Ab 1975 begann bei Seat der Abnabelungsprozess von Fiat, weshalb im Technischen Zentrum vermehrt an Eigenentwicklungen gearbeitet wurde. 1982 erschien als neues Modell der Ronda auf Basis des bisherigen Seat Ritmo. Gemeinsam mit Rayton Fissore hatte Seat allerdings großzügig neue Komponenten entwickelt. Trotzdem überzog Fiat die Spanier mit Plagiatsklagen, die vor Gericht in Paris schließlich eindrucksvoll widerlegt wurden: Seat ließ an einem Ronda alle neuen Teile gelb lackieren, um dem Richter, den Anwälten und allen anderen deutlich aufzuzeigen, wieviel eigene Arbeit in diesem Auto steckte. Zur Volljährigkeit des heutigen spanischen Königs Felipe I entstand bei Seat 1986 ein besonderer Ibiza, der den Beinamen Rey (zu deutsch: König) erhielt. Bereits zwei Jahre vor Markteinführung des Ibiza SXI erhielt dieses Exemplar einen 100 PS starken Vierzylindermotor mit Benzineinspritzung, eine Zweikreis-Bremsanlage mit X-Aufteilung und belüfteten Bremsscheiben, ein Sportlenkrad, Recaro-Sitze sowie eine Klimaanlage. Die goldene Lackierung und die Verspoilerung am Heck sollen Felipe dem Vernehmen nach sehr gut gefallen haben.

Ibiza Cabrio & Ibiza Bimotor

Immer wieder gab es Überlegungen, aus dem ersten Ibiza, der ab 1984 die Kompaktwagenklasse bereicherte, ein Cabriolet zu schneidern. Giorgio Giugiaro und seine Mitarbeiter bei ItalDesign fertigten hierfür einen fahrfähigen Prototypen an. Besonderes Detail dieses 2+2-Sitzers war der Verzicht auf einen Überrollbügel. Eine Serienfertigung schloss man letztlich aufgrund mangelnder prognostizierter Absatzmöglichkeiten aus. Seat beteiligte sich immer wieder am Rallyesport und entwickelte 1986 den Ibiza Bimotor.

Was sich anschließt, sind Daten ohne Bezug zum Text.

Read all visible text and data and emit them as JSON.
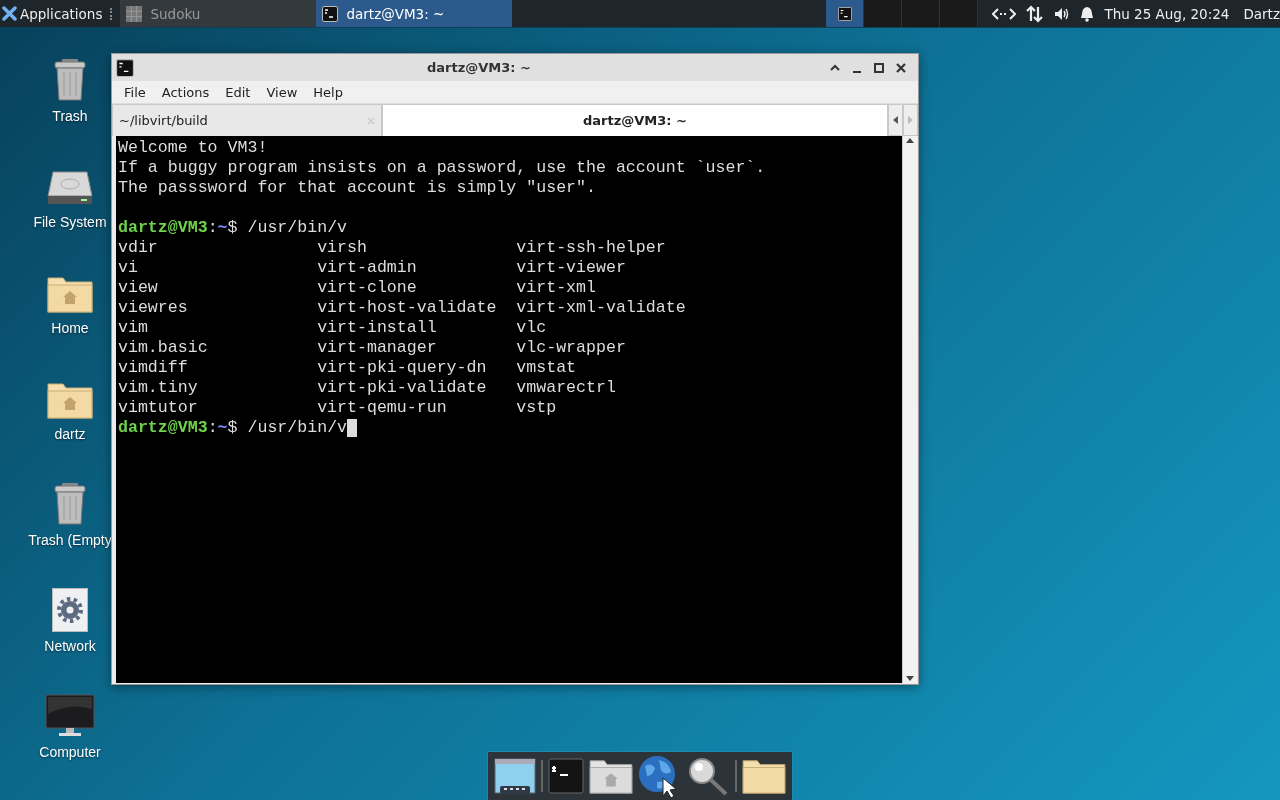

Dieses Fahrzeug verfügt, wie der Name bereits andeutet, über zwei jeweils 1,5 Liter große Vierzylindermotoren, die jeweils an den Achsen verbaut waren und zusammen rund 300 PS leisteten. In der spanischen Dirt-Rallye-Meisterschaft fuhr José María Servià mit diesem Einzelstück immerhin zwei zweite Plätze ein.

Toledo Electric & Toledo Podium

1992 entstand bei Seat erstmals ein rein elektrisch betriebenes Auto auf Basis der ersten Toledo Modellgeneration. Unter der Motorhaube der Limousine verbaute man die 16 Bleibatterien, die zusammen mehr als 500 Kilogramm zum Gesamtgewicht des Toledo hinzuaddierten. Dennoch boten sie lediglich eine elektrische Reichweite von rund 55 Kilometern. Der Toledo Electric sollte allerdings auch nur als Begleitfahrzeug für den Fackellauf zu Beginn der Olympischen Spiele in Barcelona sowie beim Marathonlauf über 42,195 Kilometer am letzten Tag der Veranstaltung eingesetzt werden. Diese Touren brachte er problemlos hinter sich. Zusätzlich lobte Seat je einen besonders gestalteten Toledo für jeden spanischen Medaillengewinner aus. Insgesamt kamen 22 Medaillen zusammen, 13x Gold, 7x Silber und 2x Bronze. Das zweifarbig grau lackierte Sondermodell Podium mit luxuriösem, cremefarbenen Interieur inklusive Faxgerät und tragbarem Telefon in der Mittelarmlehne entstand jedoch 23-mal, um ein Auto gemeinsam mit dem Toledo Electric in die Werkssammlung aufzunehmen.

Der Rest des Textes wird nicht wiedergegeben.